Afra Feyza Akyürek, Advait Gosai, Chen Bo Calvin Zhang, Vipul Gupta, Jaehwan Jeong,
Anisha Gunjal, Tahseen Rabbani, Maria Mazzone, David Randolph, Mohammad
Mahmoudi Meymand, Gurshaan Chattha, Paula Rodriguez, Diego Mares, Pavit Singh,
Michael Liu, Subodh Chawla, Pete Cline, Lucy Ogaz, Ernesto Hernandez, Zihao Wang, Pavi
Bhatter, Marcos Ayestaran, Bing Liu, and Yunzhong He
See PRBench for Finance here: https://scale.com/leaderboard/prbench-finance
See PRBench for Legal here: https://scale.com/leaderboard/prbench-legal
Explore the data here: https://prbench-explorer.vercel.app/
Frontier model progress is often measured by academic benchmarks, which offer a limited view of performance in real-world professional contexts. This gap is significant, as high-stakes domains like Legal and Finance are common professional use cases yet remain underexplored. Existing evaluations often fail to assess open-ended, economically consequential tasks where practical returns are paramount.

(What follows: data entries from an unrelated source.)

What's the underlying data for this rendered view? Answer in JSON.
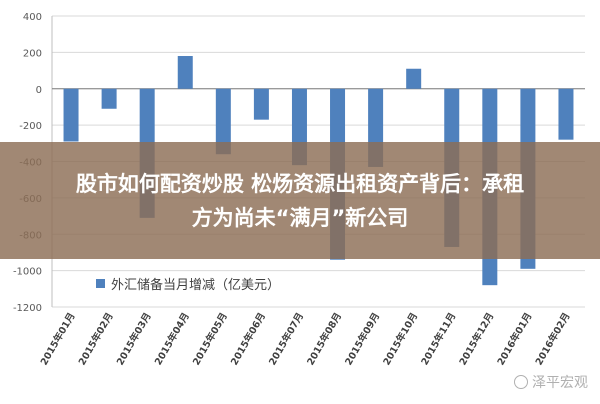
{
  "chart_data": {
    "type": "bar",
    "categories": [
      "2015年01月",
      "2015年02月",
      "2015年03月",
      "2015年04月",
      "2015年05月",
      "2015年06月",
      "2015年07月",
      "2015年08月",
      "2015年09月",
      "2015年10月",
      "2015年11月",
      "2015年12月",
      "2016年01月",
      "2016年02月"
    ],
    "series": [
      {
        "name": "外汇储备当月增减（亿美元）",
        "values": [
          -290,
          -110,
          -710,
          180,
          -360,
          -170,
          -420,
          -940,
          -430,
          110,
          -870,
          -1080,
          -990,
          -280
        ]
      }
    ],
    "ylim": [
      -1200,
      400
    ],
    "yticks": [
      400,
      200,
      0,
      -200,
      -400,
      -600,
      -800,
      -1000,
      -1200
    ],
    "grid": true,
    "legend_position": "bottom-left",
    "bar_color": "#4f81bd"
  },
  "overlay": {
    "title_line1": "股市如何配资炒股 松炀资源出租资产背后：承租",
    "title_line2": "方为尚未“满月”新公司"
  },
  "watermark": {
    "text": "泽平宏观"
  }
}
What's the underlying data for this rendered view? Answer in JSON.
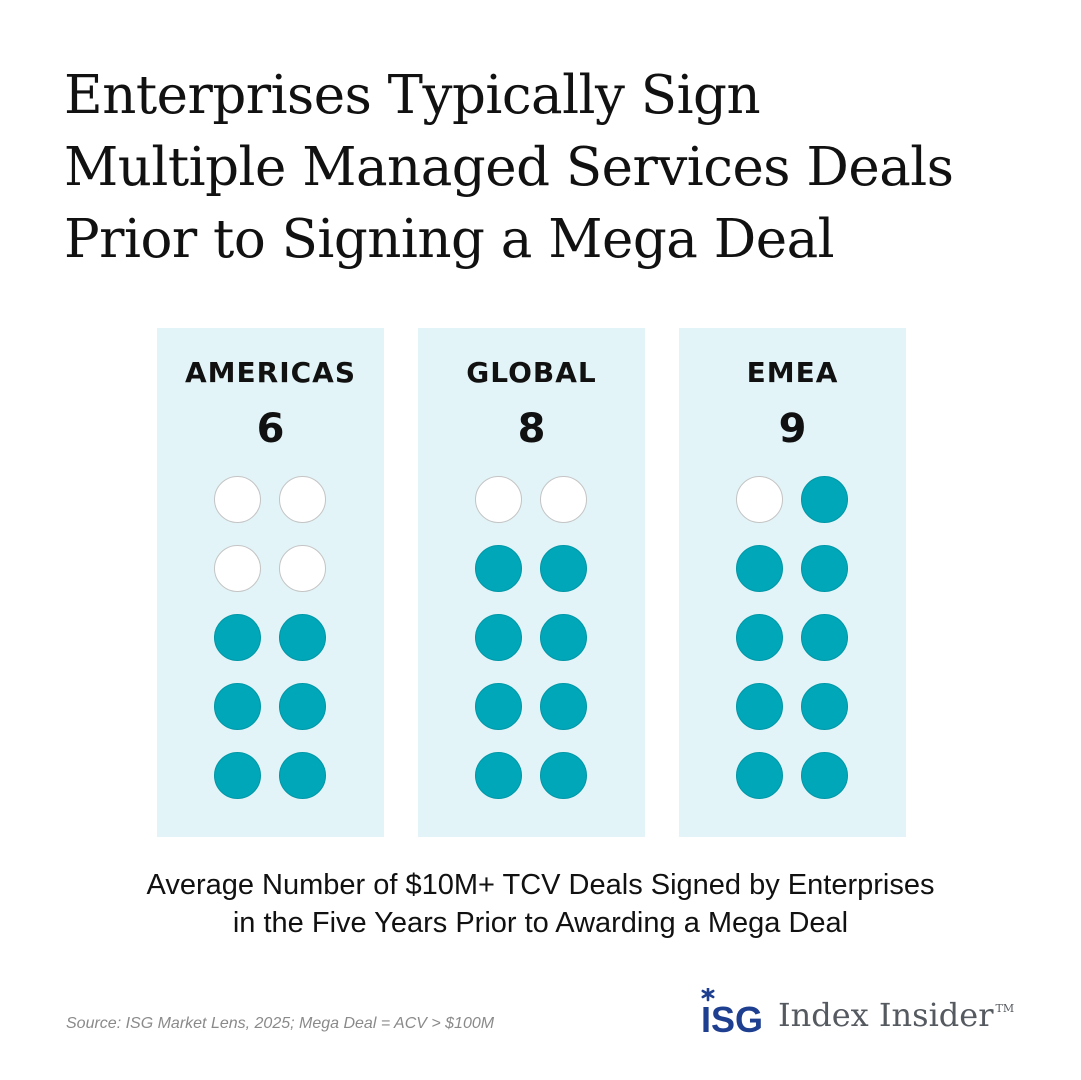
{
  "title_lines": [
    "Enterprises Typically Sign",
    "Multiple Managed Services Deals",
    "Prior to Signing a Mega Deal"
  ],
  "chart_data": {
    "type": "pictogram",
    "title": "Enterprises Typically Sign Multiple Managed Services Deals Prior to Signing a Mega Deal",
    "categories": [
      "AMERICAS",
      "GLOBAL",
      "EMEA"
    ],
    "values": [
      6,
      8,
      9
    ],
    "max_icons": 10,
    "caption": "Average Number of $10M+ TCV Deals Signed by Enterprises in the Five Years Prior to Awarding a Mega Deal"
  },
  "panels": [
    {
      "region": "AMERICAS",
      "value_label": "6"
    },
    {
      "region": "GLOBAL",
      "value_label": "8"
    },
    {
      "region": "EMEA",
      "value_label": "9"
    }
  ],
  "caption_lines": [
    "Average Number of $10M+ TCV Deals Signed by Enterprises",
    "in the Five Years Prior to Awarding a Mega Deal"
  ],
  "source": "Source: ISG Market Lens, 2025; Mega Deal = ACV > $100M",
  "brand": {
    "mark": "ISG",
    "name": "Index Insider",
    "tm": "TM"
  },
  "colors": {
    "filled_dot": "#00a7b8",
    "empty_dot": "#ffffff",
    "panel_bg": "#e3f4f8",
    "brand_blue": "#1e3f8f",
    "brand_gray": "#555a60"
  }
}
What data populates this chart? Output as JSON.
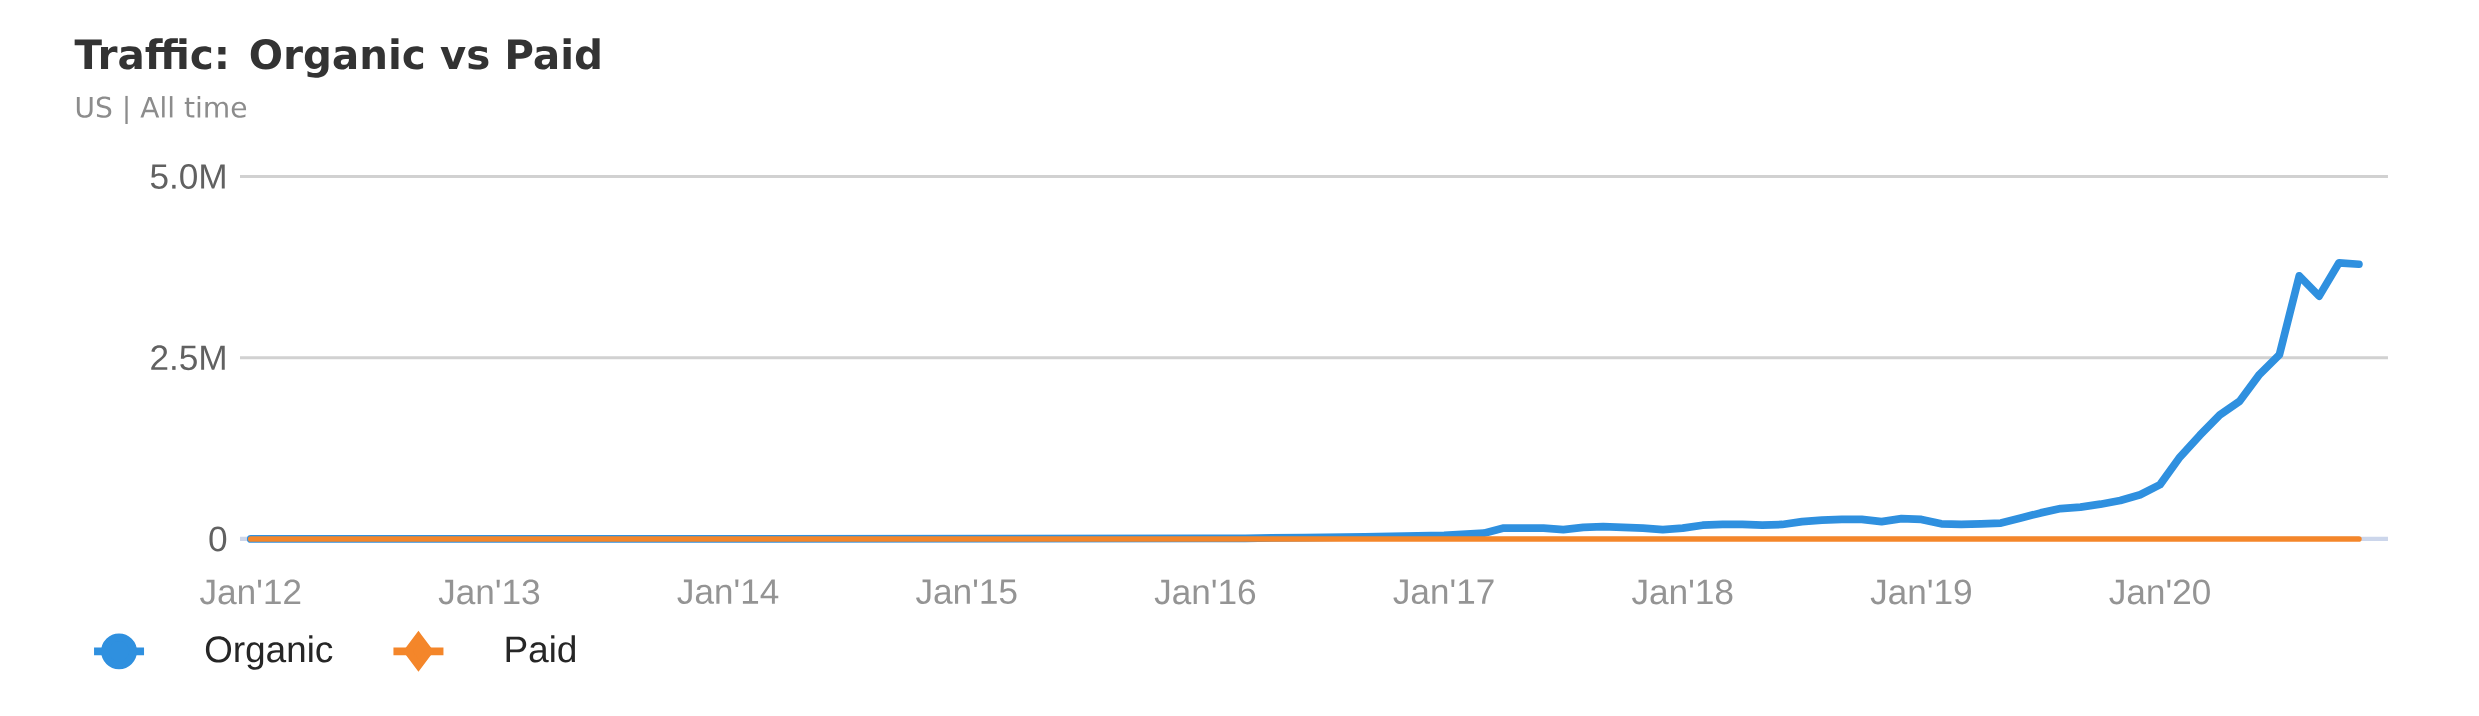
{
  "chart_data": {
    "type": "line",
    "title": "Traffic: Organic vs Paid",
    "subtitle": "US | All time",
    "x": [
      "2012-01",
      "2014-01",
      "2016-01",
      "2016-03",
      "2016-06",
      "2016-09",
      "2016-11",
      "2017-01",
      "2017-03",
      "2017-04",
      "2017-05",
      "2017-06",
      "2017-07",
      "2017-08",
      "2017-09",
      "2017-10",
      "2017-11",
      "2017-12",
      "2018-01",
      "2018-02",
      "2018-03",
      "2018-04",
      "2018-05",
      "2018-06",
      "2018-07",
      "2018-08",
      "2018-09",
      "2018-10",
      "2018-11",
      "2018-12",
      "2019-01",
      "2019-02",
      "2019-03",
      "2019-04",
      "2019-05",
      "2019-06",
      "2019-07",
      "2019-08",
      "2019-09",
      "2019-10",
      "2019-11",
      "2019-12",
      "2020-01",
      "2020-02",
      "2020-03",
      "2020-04",
      "2020-05",
      "2020-06",
      "2020-07",
      "2020-08",
      "2020-09",
      "2020-10",
      "2020-11"
    ],
    "series": [
      {
        "name": "Organic",
        "color": "#2f90df",
        "values": [
          0,
          0,
          10000,
          10000,
          20000,
          30000,
          40000,
          50000,
          80000,
          150000,
          150000,
          150000,
          130000,
          160000,
          170000,
          160000,
          150000,
          130000,
          150000,
          190000,
          200000,
          200000,
          190000,
          200000,
          240000,
          260000,
          270000,
          270000,
          240000,
          280000,
          270000,
          210000,
          200000,
          210000,
          220000,
          290000,
          360000,
          420000,
          440000,
          480000,
          530000,
          610000,
          750000,
          1130000,
          1430000,
          1710000,
          1900000,
          2270000,
          2540000,
          3630000,
          3350000,
          3810000,
          3790000
        ]
      },
      {
        "name": "Paid",
        "color": "#f4862a",
        "x": [
          "2012-01",
          "2020-11"
        ],
        "values": [
          0,
          0
        ]
      }
    ],
    "xlim": [
      "2011-12-15",
      "2020-12-15"
    ],
    "xticks": [
      {
        "value": "2012-01",
        "label": "Jan'12"
      },
      {
        "value": "2013-01",
        "label": "Jan'13"
      },
      {
        "value": "2014-01",
        "label": "Jan'14"
      },
      {
        "value": "2015-01",
        "label": "Jan'15"
      },
      {
        "value": "2016-01",
        "label": "Jan'16"
      },
      {
        "value": "2017-01",
        "label": "Jan'17"
      },
      {
        "value": "2018-01",
        "label": "Jan'18"
      },
      {
        "value": "2019-01",
        "label": "Jan'19"
      },
      {
        "value": "2020-01",
        "label": "Jan'20"
      }
    ],
    "ylim": [
      0,
      5000000
    ],
    "yticks": [
      0,
      {
        "value": 2500000,
        "label": "2.5M"
      },
      {
        "value": 5000000,
        "label": "5.0M"
      }
    ],
    "grid": "y",
    "legend": "bottom left",
    "line_style": "solid"
  }
}
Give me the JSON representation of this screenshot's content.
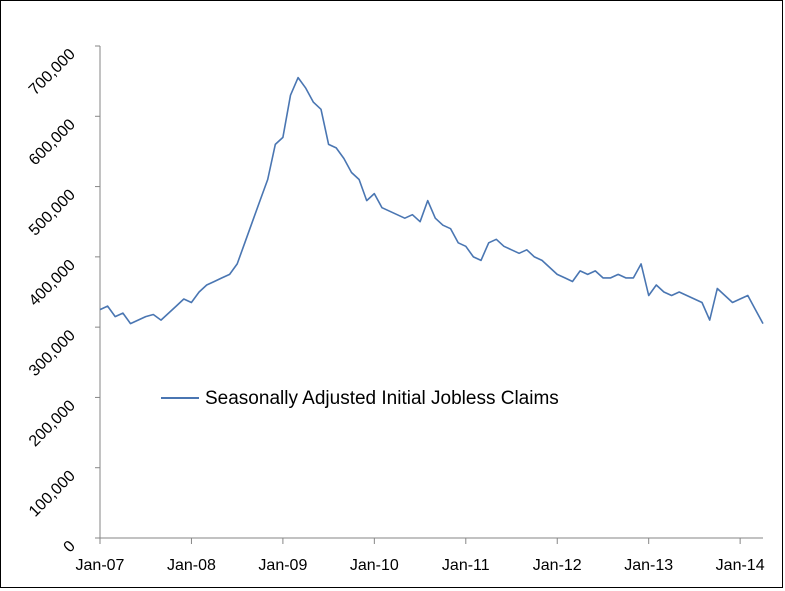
{
  "chart_data": {
    "type": "line",
    "title": "",
    "xlabel": "",
    "ylabel": "",
    "ylim": [
      0,
      700000
    ],
    "xlim": [
      "2007-01",
      "2014-04"
    ],
    "y_ticks": [
      0,
      100000,
      200000,
      300000,
      400000,
      500000,
      600000,
      700000
    ],
    "y_tick_labels": [
      "0",
      "100,000",
      "200,000",
      "300,000",
      "400,000",
      "500,000",
      "600,000",
      "700,000"
    ],
    "x_tick_labels": [
      "Jan-07",
      "Jan-08",
      "Jan-09",
      "Jan-10",
      "Jan-11",
      "Jan-12",
      "Jan-13",
      "Jan-14"
    ],
    "grid": false,
    "legend_position": "center-left",
    "series": [
      {
        "name": "Seasonally Adjusted Initial Jobless Claims",
        "color": "#4a76b2",
        "x": [
          "2007-01",
          "2007-02",
          "2007-03",
          "2007-04",
          "2007-05",
          "2007-06",
          "2007-07",
          "2007-08",
          "2007-09",
          "2007-10",
          "2007-11",
          "2007-12",
          "2008-01",
          "2008-02",
          "2008-03",
          "2008-04",
          "2008-05",
          "2008-06",
          "2008-07",
          "2008-08",
          "2008-09",
          "2008-10",
          "2008-11",
          "2008-12",
          "2009-01",
          "2009-02",
          "2009-03",
          "2009-04",
          "2009-05",
          "2009-06",
          "2009-07",
          "2009-08",
          "2009-09",
          "2009-10",
          "2009-11",
          "2009-12",
          "2010-01",
          "2010-02",
          "2010-03",
          "2010-04",
          "2010-05",
          "2010-06",
          "2010-07",
          "2010-08",
          "2010-09",
          "2010-10",
          "2010-11",
          "2010-12",
          "2011-01",
          "2011-02",
          "2011-03",
          "2011-04",
          "2011-05",
          "2011-06",
          "2011-07",
          "2011-08",
          "2011-09",
          "2011-10",
          "2011-11",
          "2011-12",
          "2012-01",
          "2012-02",
          "2012-03",
          "2012-04",
          "2012-05",
          "2012-06",
          "2012-07",
          "2012-08",
          "2012-09",
          "2012-10",
          "2012-11",
          "2012-12",
          "2013-01",
          "2013-02",
          "2013-03",
          "2013-04",
          "2013-05",
          "2013-06",
          "2013-07",
          "2013-08",
          "2013-09",
          "2013-10",
          "2013-11",
          "2013-12",
          "2014-01",
          "2014-02",
          "2014-03",
          "2014-04"
        ],
        "values": [
          325000,
          330000,
          315000,
          320000,
          305000,
          310000,
          315000,
          318000,
          310000,
          320000,
          330000,
          340000,
          335000,
          350000,
          360000,
          365000,
          370000,
          375000,
          390000,
          420000,
          450000,
          480000,
          510000,
          560000,
          570000,
          630000,
          655000,
          640000,
          620000,
          610000,
          560000,
          555000,
          540000,
          520000,
          510000,
          480000,
          490000,
          470000,
          465000,
          460000,
          455000,
          460000,
          450000,
          480000,
          455000,
          445000,
          440000,
          420000,
          415000,
          400000,
          395000,
          420000,
          425000,
          415000,
          410000,
          405000,
          410000,
          400000,
          395000,
          385000,
          375000,
          370000,
          365000,
          380000,
          375000,
          380000,
          370000,
          370000,
          375000,
          370000,
          370000,
          390000,
          345000,
          360000,
          350000,
          345000,
          350000,
          345000,
          340000,
          335000,
          310000,
          355000,
          345000,
          335000,
          340000,
          345000,
          325000,
          305000
        ]
      }
    ]
  }
}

To address this, we introduce Professional Reasoning Bench (PRBench), a realistic, open-ended, and difficult benchmark real-world problems in Finance and Law. We open-source its 1,100 expert-authored tasks and 19,356 expert-curated criteria, making it the largest public, rubric- based benchmark for both legal and finance domains to our knowledge. We recruited 182 qualified professionals, holding JDs, CFAs, or 6+ years of experience, who contributed tasks based on their actual client work. This process yields significant diversity, with tasks spanning 114 countries and 47 US jurisdictions across both Finance and Legal domains.
Our expert-curated rubrics were validated through a rigorous quality pipeline, including inter-rater
agreement analysis and independent expert validation. Subsequent evaluation of 20 leading models reveals substantial room for improvement, with top scores of only 0.39 (Finance) and 0.37 (Legal) on our Hard subsets. We further analyze model performance by using the rubric categories provided by our annotators; revealing that even models with similar overall scores can exhibit large performance disparities on specific capability clusters. Combined with hierarchical clustering on rubrics and ablations, our analysis also reveals common failure modes: including inaccurate judgments, a lack of process transparency, and incomplete reasoning. This highlights critical gaps in reliability for professional adoption.